Without time to think things through, to follow up hunches, to explore nagging suspicions, to critically evaluate data, it is easy to make poor decisions. And senior executives are supposed to make decisions, to point the way, to settle arguments, to give direction. In the past when the business world wasn’t changing as rapidly as it is now, decision making could be stretched out in order to delve a little deeper, to have some important thinking time. Today’s fast pace of business and growing global competition makes speed the currency of success. But poor decisions made quickly are still poor decisions.
This is a true story. One CEO client was so frazzled with back to back meetings that when
one of his direct reports wanted to speak to him, he asked him to come into the restroom for a talk since that was the only free time he had! Needless to say the direct report left the company.
A few CEO’s and senior executives I have known over the years have carved out thinking time during their day. Some demand that their executive assistant (or themselves if they manage their own calendar) schedule 15 minutes of “think time” in between meetings. Others set out “no meetings” time during their day in order to process information and think things through. At various times I invite senior executives to my house in France, which is miles out in the quiet countryside, for a weekend just to spend some quality time thinking about their business, their team, their strategy, and other important aspects of their business that deserve some real “think time”.
Do you have enough (any) think time during the day? If not, I suggest that you may actually be destroying business value without even knowing it. Activity is a poor substitute for effectiveness.
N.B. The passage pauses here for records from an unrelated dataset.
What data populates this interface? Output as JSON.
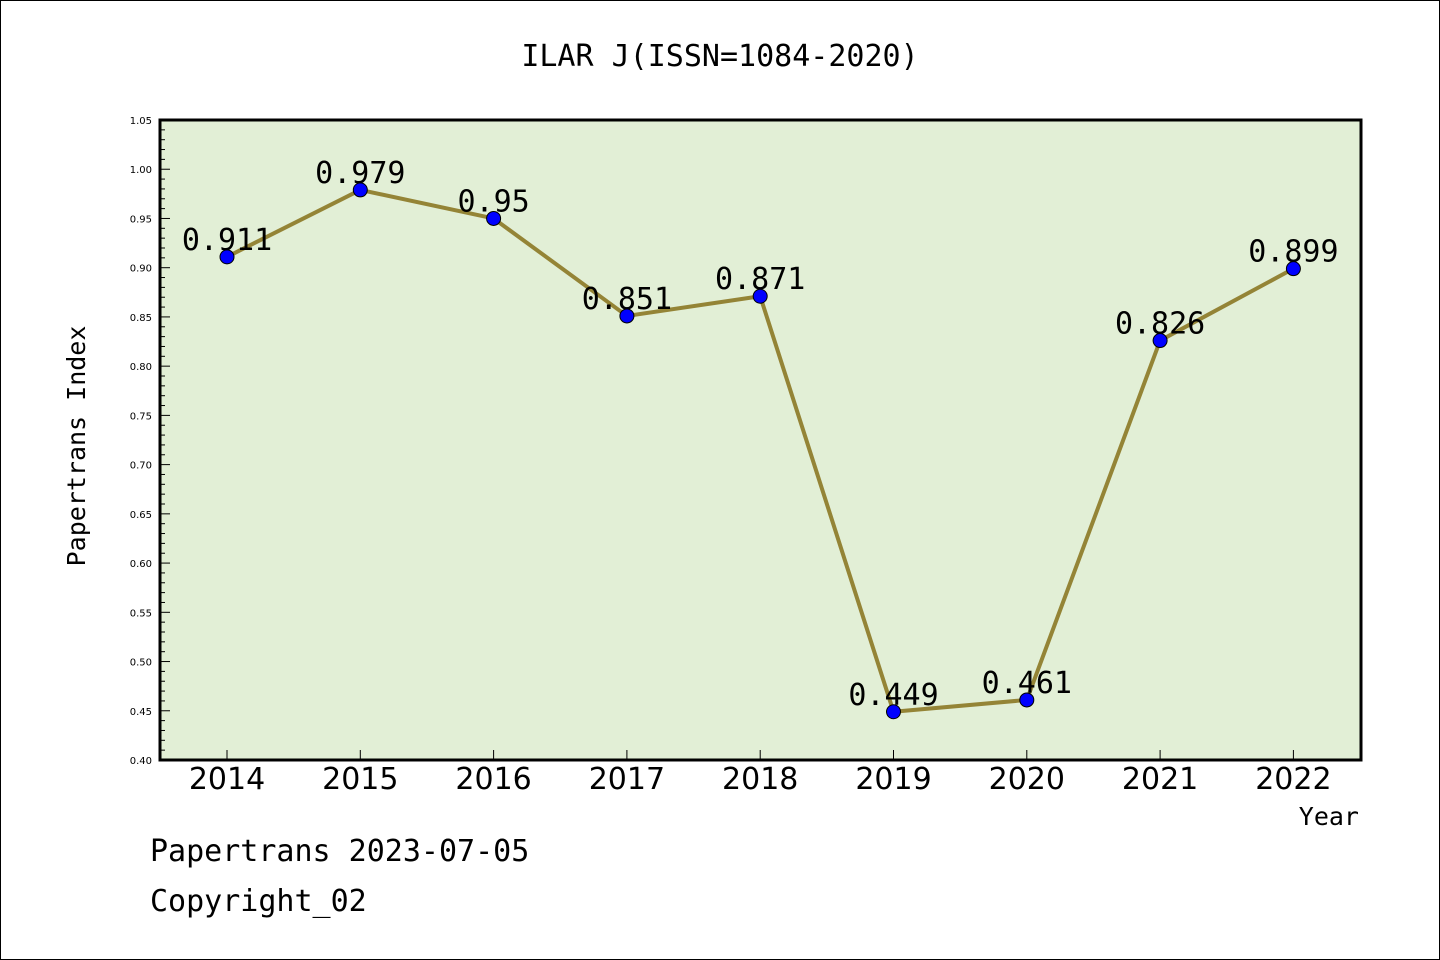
{
  "chart_data": {
    "type": "line",
    "title": "ILAR J(ISSN=1084-2020)",
    "xlabel": "Year",
    "ylabel": "Papertrans Index",
    "categories": [
      "2014",
      "2015",
      "2016",
      "2017",
      "2018",
      "2019",
      "2020",
      "2021",
      "2022"
    ],
    "series": [
      {
        "values": [
          0.911,
          0.979,
          0.95,
          0.851,
          0.871,
          0.449,
          0.461,
          0.826,
          0.899
        ],
        "data_labels": [
          "0.911",
          "0.979",
          "0.95",
          "0.851",
          "0.871",
          "0.449",
          "0.461",
          "0.826",
          "0.899"
        ]
      }
    ],
    "ylim": [
      0.4,
      1.05
    ],
    "yticks": [
      "0.40",
      "0.45",
      "0.50",
      "0.55",
      "0.60",
      "0.65",
      "0.70",
      "0.75",
      "0.80",
      "0.85",
      "0.90",
      "0.95",
      "1.00",
      "1.05"
    ],
    "grid": false,
    "colors": {
      "plot_background": "#e2efd6",
      "line": "#948436",
      "marker": "#0000ff",
      "axis": "#000000"
    }
  },
  "footer": {
    "line1": "Papertrans 2023-07-05",
    "line2": "Copyright_02"
  }
}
“Whatever else the real work of leadership involves – and it is constantly changing – it always involves one crucial component. That component is thinking.” ~Abraham Zaleznik
Tight Lines . . .
John R Childress
john@johnrchildress.com



great point, John. I’ve seen a lot of meetings ruined because the meeting minutes are used by the participants to think rather than frame an execution plan for what they should have thought prior to the meeting.